Figure 2. In vivo radiocaine mPET-imaging using healthy rats.

Figure 2

(a) Summed images (3–5 min) of rat myocardium after a i.v. bolus injection of 750 μCi radiocaine (top) or a 5 mg/kg dose i.v. lidocaine dissolved in saline five minutes before 1036 μCi radiocaine (bottom) (baseline animal was injected with an equivalent volume of saline). Images depict coronal, sagittal and transverse views of the rat thorax. (b) Time-activity-curves (TACs) of rat myocardium and lung (N = 3, error bars represent ± one Stdev). (c) Ratio of myocardium to lung over time and as a function of drug occupancy.

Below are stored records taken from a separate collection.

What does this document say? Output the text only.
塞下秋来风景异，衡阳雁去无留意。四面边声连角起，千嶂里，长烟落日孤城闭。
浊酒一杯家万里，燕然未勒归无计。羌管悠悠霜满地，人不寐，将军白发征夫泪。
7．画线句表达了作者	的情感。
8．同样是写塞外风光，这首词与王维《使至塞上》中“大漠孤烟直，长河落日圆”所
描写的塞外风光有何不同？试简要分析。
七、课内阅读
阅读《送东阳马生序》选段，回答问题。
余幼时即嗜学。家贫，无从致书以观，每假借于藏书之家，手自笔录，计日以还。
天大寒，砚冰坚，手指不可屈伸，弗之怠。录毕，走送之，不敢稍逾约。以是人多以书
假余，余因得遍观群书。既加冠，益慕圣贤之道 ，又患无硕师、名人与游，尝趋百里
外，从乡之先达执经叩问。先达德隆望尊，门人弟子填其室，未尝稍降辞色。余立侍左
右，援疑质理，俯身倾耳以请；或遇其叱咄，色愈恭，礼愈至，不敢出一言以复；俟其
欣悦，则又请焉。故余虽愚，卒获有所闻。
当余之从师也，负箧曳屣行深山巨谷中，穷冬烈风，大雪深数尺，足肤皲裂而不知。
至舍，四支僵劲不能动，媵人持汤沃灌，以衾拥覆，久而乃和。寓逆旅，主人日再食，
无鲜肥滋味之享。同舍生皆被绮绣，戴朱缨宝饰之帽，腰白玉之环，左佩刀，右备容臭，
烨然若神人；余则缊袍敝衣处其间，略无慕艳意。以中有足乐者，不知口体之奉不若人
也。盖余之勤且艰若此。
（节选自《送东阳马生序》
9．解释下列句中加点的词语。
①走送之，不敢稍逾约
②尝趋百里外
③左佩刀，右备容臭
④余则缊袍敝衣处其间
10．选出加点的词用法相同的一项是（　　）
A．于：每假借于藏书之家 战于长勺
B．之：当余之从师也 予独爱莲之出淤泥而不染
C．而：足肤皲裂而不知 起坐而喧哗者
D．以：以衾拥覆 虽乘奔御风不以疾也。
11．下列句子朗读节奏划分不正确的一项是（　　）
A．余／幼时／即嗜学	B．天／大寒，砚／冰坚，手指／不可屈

Doses of 0.1, 1.0 and 5.0 mg/kg lidocaine or an equivalent volume of saline were injected i.v. 5 min before radiocaine injection (N = 3 for baseline, N = 2 for each dose, error bars represent ± one Stdev, two-way ANOVA analysis with replication and an alpha value of 0.001 delivered p = 4.04−22, allowing to conclude that the myocardium/lung ratio changes with ≥99.9% certainty as a function of drug occupancy). (d) Bolus + infusion paradigm. Radiocaine was injected i.v. followed by continuous syringe-pump infusion for 40 min (rate = 1 ml/hour). The signal represents the ratio of myocardium over lung and is normalized to the plateau after 20 min. (e) Bolus + Infusion paradigm with in-scan lidocaine challenge. Using an additional i.v. line, vehicle or increasing concentrations of lidocaine (0.5–5 mg/kg) were injected. Specific binding is calculated as the myocardium/lung ratio at the TAC-plateau minus the same ratio after injection of a 5.0 mg/kg lidocaine dose. Each trace represents one animal (N = 4).